Here are a few things which parents can look deeper into to have a better relationship with their children and bridging the generation gap:


Unleashing the true friendship power!


Being the child’s first friend is the best thing to do. First, as a friend, you will always have a first say in the child’s life. It will help the child to share a special connection with you. The wisdom of friendship will open up a foundation for a new way of parenting. While growing, children with more friends of their age onboard start to spend less time with parents. By knowing their close friends and connecting with their parents and family will tell you a lot about your child.
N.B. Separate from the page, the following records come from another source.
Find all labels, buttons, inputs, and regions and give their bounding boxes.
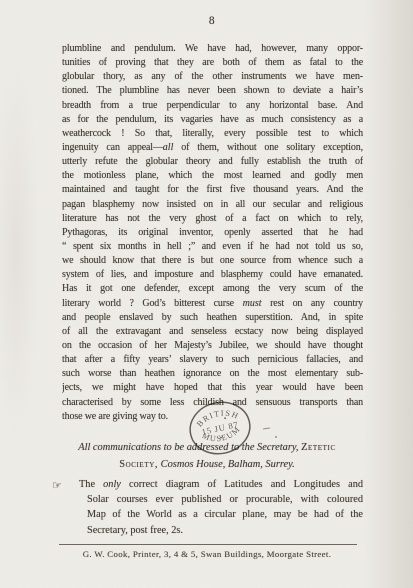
scanned-page: 8 plumbline and pendulum. We have had, h… [0, 0, 413, 588]
body-paragraph: plumbline and pendulum. We have had, how… [62, 42, 363, 424]
body-line: Pythagoras, its original inventor, openl… [62, 226, 363, 240]
footer-rule [59, 544, 357, 545]
advert-lines: The only correct diagram of Latitudes an… [50, 477, 363, 538]
body-line: globular thory, as any of the other inst… [62, 70, 363, 84]
printer-imprint: G. W. Cook, Printer, 3, 4 & 5, Swan Buil… [40, 549, 374, 559]
body-line: tioned. The plumbline has never been sho… [62, 84, 363, 98]
advert-line: Solar courses ever published or procurab… [50, 492, 363, 507]
page-number: 8 [62, 15, 362, 27]
body-line: maintained and taught for the first five… [62, 183, 363, 197]
body-line: “ spent six months in hell ;” and even i… [62, 240, 363, 254]
body-line: utterly refute the globular theory and f… [62, 155, 363, 169]
body-line: system of lies, and imposture and blasph… [62, 268, 363, 282]
body-line: Has it got one defender, except among th… [62, 282, 363, 296]
body-line: on the occasion of her Majesty’s Jubilee… [62, 339, 363, 353]
scan-shadow-right-edge [363, 0, 413, 588]
body-line: literary world ? God’s bitterest curse m… [62, 297, 363, 311]
scan-artifact-dot [275, 436, 277, 438]
body-line: ingenuity can appeal—all of them, withou… [62, 141, 363, 155]
body-line: tunities of proving that they are both o… [62, 56, 363, 70]
scan-artifact-dash [263, 428, 270, 430]
body-line: as for the pendulum, its vagaries have a… [62, 113, 363, 127]
body-line: and people enslaved by such heathen supe… [62, 311, 363, 325]
body-line: jects, we might have hoped that this yea… [62, 381, 363, 395]
body-line: literature has not the very ghost of a f… [62, 212, 363, 226]
body-line: the motionless plane, which the most lea… [62, 169, 363, 183]
body-line: pagan blasphemy now insisted on in all o… [62, 198, 363, 212]
body-line: such worse than heathen ignorance on the… [62, 367, 363, 381]
body-line: we should know that there is but one sou… [62, 254, 363, 268]
scan-smudge-left [0, 60, 40, 440]
notice-address-italic: Cosmos House, Balham, Surrey. [161, 459, 295, 470]
body-line: breadth from a true perpendicular to any… [62, 99, 363, 113]
advert-paragraph: ☞ The only correct diagram of Latitudes … [50, 477, 363, 538]
advert-line: The only correct diagram of Latitudes an… [50, 477, 363, 492]
body-line: weathercock ! So that, literally, every … [62, 127, 363, 141]
body-line: plumbline and pendulum. We have had, how… [62, 42, 363, 56]
body-line: that after a fifty years’ slavery to suc… [62, 353, 363, 367]
advert-line: Secretary, post free, 2s. [50, 523, 363, 538]
society-name-part-2: Society, [119, 459, 158, 470]
manicule-icon: ☞ [52, 478, 62, 493]
society-name-part-1: Zetetic [301, 442, 336, 453]
body-line: of all the extravagant and senseless ecs… [62, 325, 363, 339]
advert-line: Map of the World as a circular plane, ma… [50, 507, 363, 522]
It is usually observed that sons are mama's boys. They share everything more often with their mother than with their father. Learning to put me in my children’s shoes and trying to understand their thoughts as well as encouraging them to share their experiences has not only helped me to be their faithful father but also for them to be my faithful friends.


Lead from the front


As things move fast, little things like “Special Bonding” are left behind. Technology affects the generation gap to a larger extent. Gone are the days when cell phones were used mainly for the dire need for communication. Gadgets definitely go along with your child’s personal time but a family space where a child can safely interact is becoming fewer and fewer. But should they be blamed alone? Not anymore! As a parent, it is our responsibility too to be gadget-free at least one time a day, most preferably the Dinner Time.


One meal a day


The simple act of talking to your children about each other’s day at the end of the day can close the generation gap to some extent. All great changes happen at the “Dinner Table”. At the same time, all the fondest memories happen when gathered around the dinner table. Keeping that time open for communication and building a bond is very productive. I am happy to find a good interaction time always with my children Azhar and Sahil, making them share an incredible positive connection with me. It also reassures them of parents being with them in even the hardest phase of their life.


The game changer - Sports


As parents, we constantly compare our growing years to how our children are seen spending their childhood. How I used to let my imagination run wild in my childhood and do things out of curiosity have evolved and changed now. Children are getting glued to their gadgets more and giving preference to online games over sports. As a sports aficionado, and father, helping my children develop a healthy sports-playing routine was always a plus. Keeping them busy in sports will divert their attention from using gadgets 24/7. I am happy to go out and play cricket twice a week with my sons Azhar and Sahil while developing a healthy rivalry in the game between father and son. This early-cultivated approach towards life will help them become ‘Accomplishers’ and ‘Explorers’ rather than just ‘Followers’.


Over the years I have seen parents missing out on family interaction. Giving our children space and the right space is very important. Let us take the parent pledge and make a big difference happen!